Moving Out
I’m hard-pressed to think of anything remotely entertaining about the final day of the move out of the flat, except that I went into Waterstone’s in search of a travel guide and instructed Russ, standing outside on a busy street carrying a hoover and its assorted tubes, to “try to blend in.” I could also mention his regular exclamations of “You know what I really like about cleaning? I really like _____” as he hoovered the entire flat with unbelievable meticulousness, scrubbed footprints off the walls, and picked up really gross stuff from behind Tamara’s couch, but that’s not entertaining, it’s just freaky. There’s also the way I packed the 3 little sheep in the box for the ghetto blaster that came at Christmas disguised as a big sheep, but on closer inspection the little sheep looked rather lost and sad.
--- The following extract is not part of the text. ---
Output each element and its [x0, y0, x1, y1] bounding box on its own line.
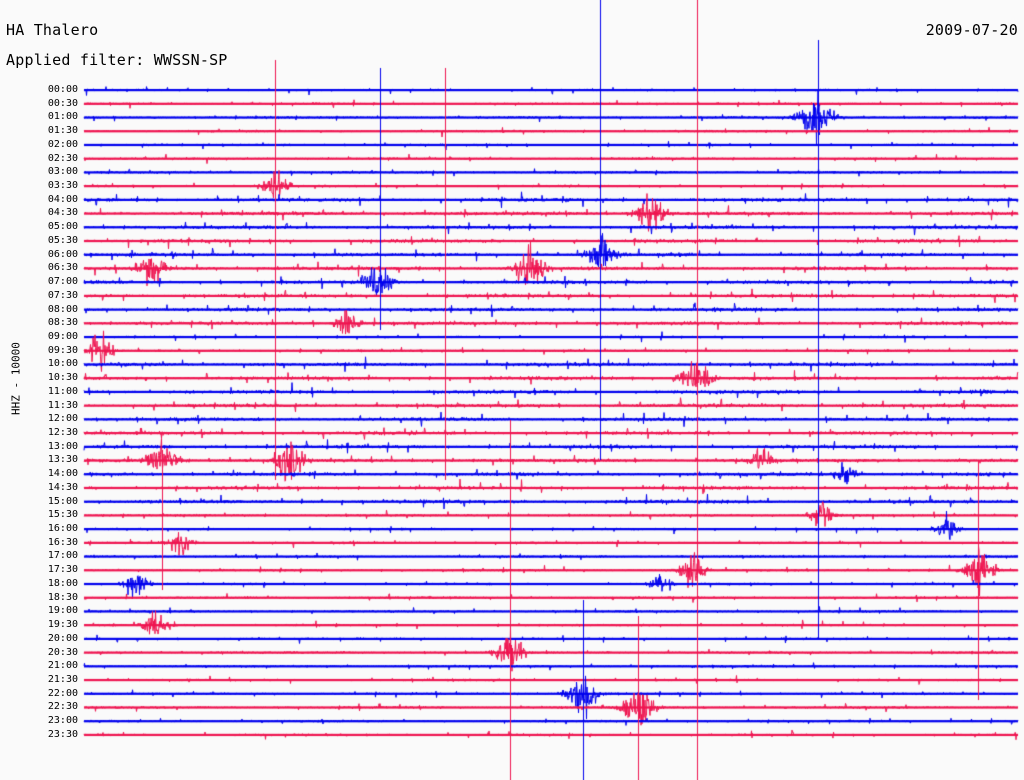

In general, the day was one of those times where I realized how sheer personal will and capacity for exhaustion is sometimes just simply not enough for the task at hand, no matter how much you mutter “I think I can I think I can I think I can” and wear your superwoman underpants. Sometimes even independent Michelle needs other people. Russ to help me heft stuff to the charity shop, my shit to my new lodgings, a borrowed hoover back to the flat, hours of aforementioned cleaning. Alec to use up an entire bottle of carpet cleaner on our disgusting floors, return the hoover (carrying my laptop and a bag of random kitchen supplies at the same time), give me alcohol and sunflowers before I collapsed into bed.
We all had an 8.40 plane to Italy the next morning. Russ only got home after 1. He had to leave for the airport at 5. He got almost no sleep. He said it had been his pleasure to help me. The other night I was crying my eyes out at the thought of August 3, departure doomsday. Among other things, I was remembering this.